Placar: Dos economistas ouvidos pela reportagem, dois entendem as medidas como pouco eficientes para arrecadação, cinco veem como positiva, e um diz que o resultado é imprevisível. Para Vitoria Saddi, economista e colunista da DINHEIRO, “existe um oceano de diferença entre propor e arrecadar”.

4. Fim da dedutibilidade do JCP
Expectativa de arrecadação: R$ 10,4 bilhões

Uma das propostas do governo que ainda era pouco debatida veio à luz em setembro, quando os principais bancos do País, ao divulgar o resultado, disseram que a perspectiva defim da dedutibilidade dos juros sobre capital próprio (JCP) teria um efeito bastante significativo nas operações bancárias e de capital de giro dos empresários, já que muda a forma de lidar com o próprio ganho e os lucros das empresas.

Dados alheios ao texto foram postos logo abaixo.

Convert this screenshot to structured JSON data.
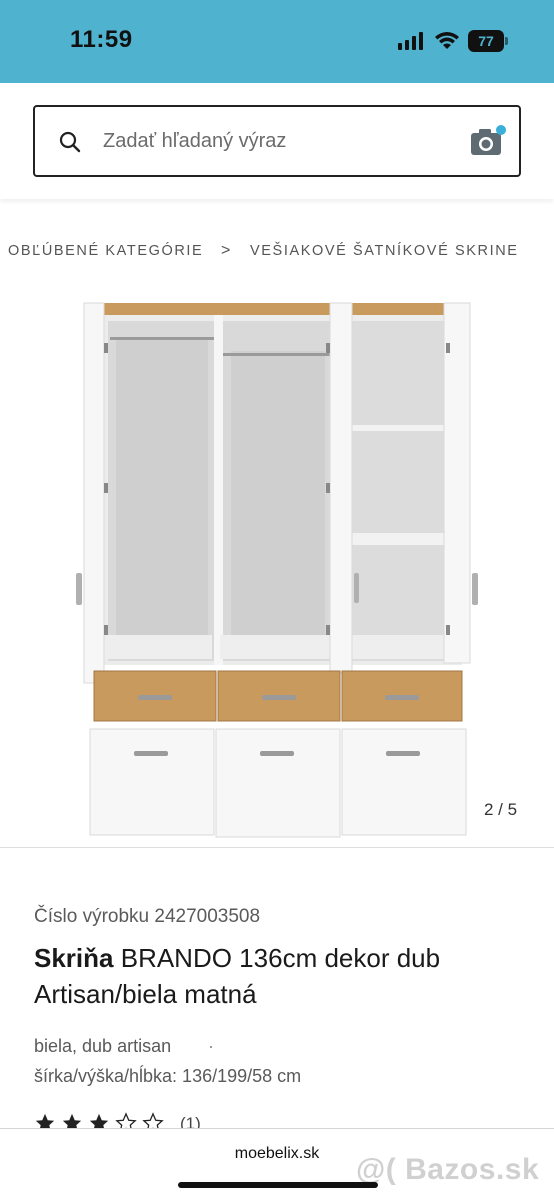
{
  "status_bar": {
    "time": "11:59",
    "battery_percent": "77",
    "icons": [
      "cellular-signal-icon",
      "wifi-icon",
      "battery-icon"
    ]
  },
  "search": {
    "placeholder": "Zadať hľadaný výraz",
    "icons": [
      "search-icon",
      "camera-icon"
    ]
  },
  "breadcrumb": {
    "items": [
      "OBĽÚBENÉ KATEGÓRIE",
      "VEŠIAKOVÉ ŠATNÍKOVÉ SKRINE"
    ],
    "separator": ">"
  },
  "gallery": {
    "counter": "2 / 5",
    "current": 2,
    "total": 5
  },
  "product": {
    "number": "Číslo výrobku 2427003508",
    "title_bold": "Skriňa",
    "title_rest": " BRANDO 136cm dekor dub Artisan/biela matná",
    "color": "biela, dub artisan",
    "color_dot": "·",
    "dimensions": "šírka/výška/hĺbka: 136/199/58 cm",
    "rating": 3,
    "rating_max": 5,
    "rating_count": "(1)"
  },
  "browser": {
    "url": "moebelix.sk",
    "watermark": "@( Bazos.sk"
  },
  "colors": {
    "status_bar": "#4fb3cf",
    "camera_badge": "#3ab0d8",
    "oak": "#c99a5e",
    "white_panel": "#f4f4f4"
  }
}
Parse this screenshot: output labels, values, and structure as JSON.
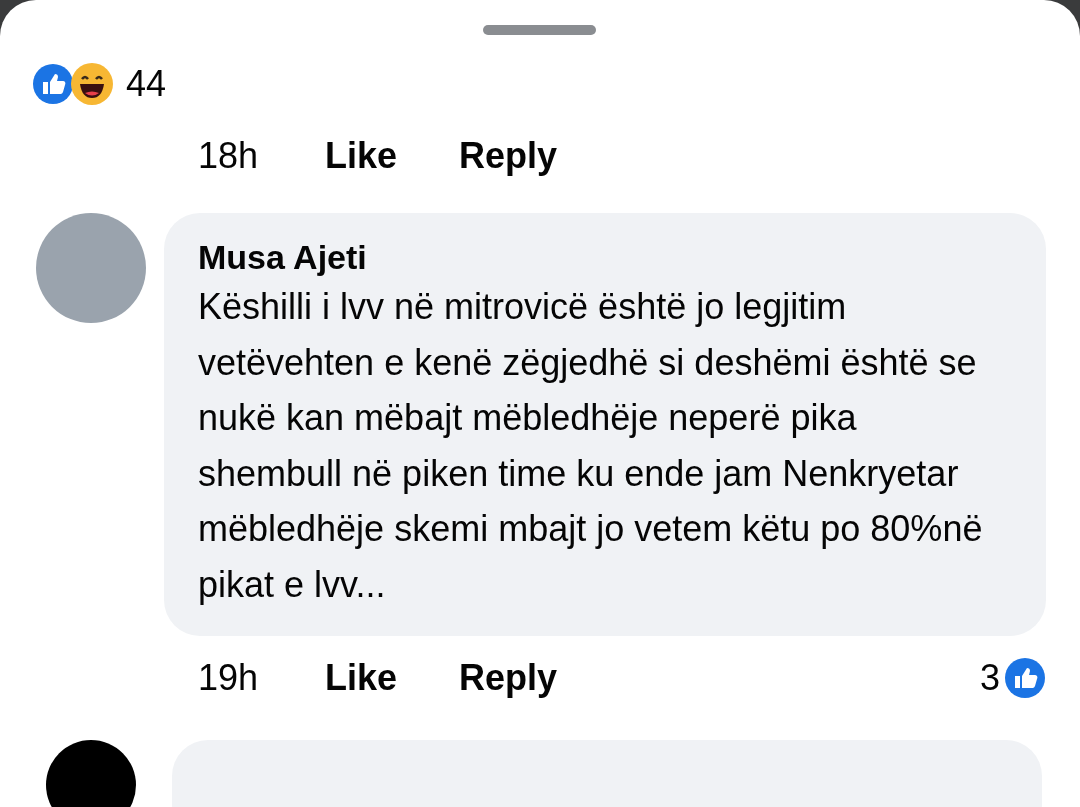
{
  "previous_comment": {
    "reaction_count": "44",
    "time": "18h",
    "like": "Like",
    "reply": "Reply"
  },
  "comment": {
    "author": "Musa Ajeti",
    "text": "Këshilli i lvv në mitrovicë është jo legjitim vetëvehten e kenë zëgjedhë si deshëmi është se nukë kan mëbajt mëbledhëje neperë pika shembull në piken time ku ende jam Nenkryetar mëbledhëje skemi mbajt jo vetem këtu po 80%në pikat e lvv...",
    "time": "19h",
    "like": "Like",
    "reply": "Reply",
    "reaction_count": "3"
  }
}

O sistema em vigor prevê que as empresas possam abater da base de cálculo do IRPJ e da CSLL a distribuição dos recursos feitos a acionistas por meio de JCP.

Com isso, nas palavras de Haddad, havia uma deturpação da estrutura tributária, já que essa manobra era usada para pagamentos que equivaliam a salários dos sócios, mas era artificialmente entendida para o Fisco como juro do capital do empresário.

O projeto em avaliação na Câmara dos Deputados acaba com essa possibilidade de dedução, e tem gerado fortes tensões na articulação do governo.

Tanto que o plano inicial, de votar a alteração junto das offshores, foi declinado pelo relator Pedro Paulo (PSD-RJ) que tirou do texto final para votação na Câmara essa questão. A decisão foi endossada pelo presidente da Casa, Arthur Lira, que disse que é necessário mais tempo para lidar com o tema.

Placar: Um assunto tão polêmico também gerou divergência entre os economistas ouvidos pela DINHEIRO. Três veem grande capacidade de arrecadação, três acham o impacto negativo e um não sabe precisar. Para Rafael Guedes, diretor da Fitch, a incerteza que marca decisões como essas prejudicam muito a capacidade do Brasil de conseguir elevar seu grau de investimento, tornando o processo de atração de capital estrangeiro mais moroso.

5. Taxação de offshores
Expectativa de arrecadação: R$ 7 bilhões

Tem ainda o vespeiro que envolve a tributação anual de rendimentos de capital aplicado no exterior (offshores), com alíquotas progressivas de 0% a 22,5%. Atualmente, o capital investido no exterior é tributado apenas quando resgatado e remetido ao Brasil.

Segundo o texto enviado pelo Executivo e apreciado pela Câmara, começaria a valer no Brasil o conceito de tributação de trusts, algo não tratado na legislação brasileira.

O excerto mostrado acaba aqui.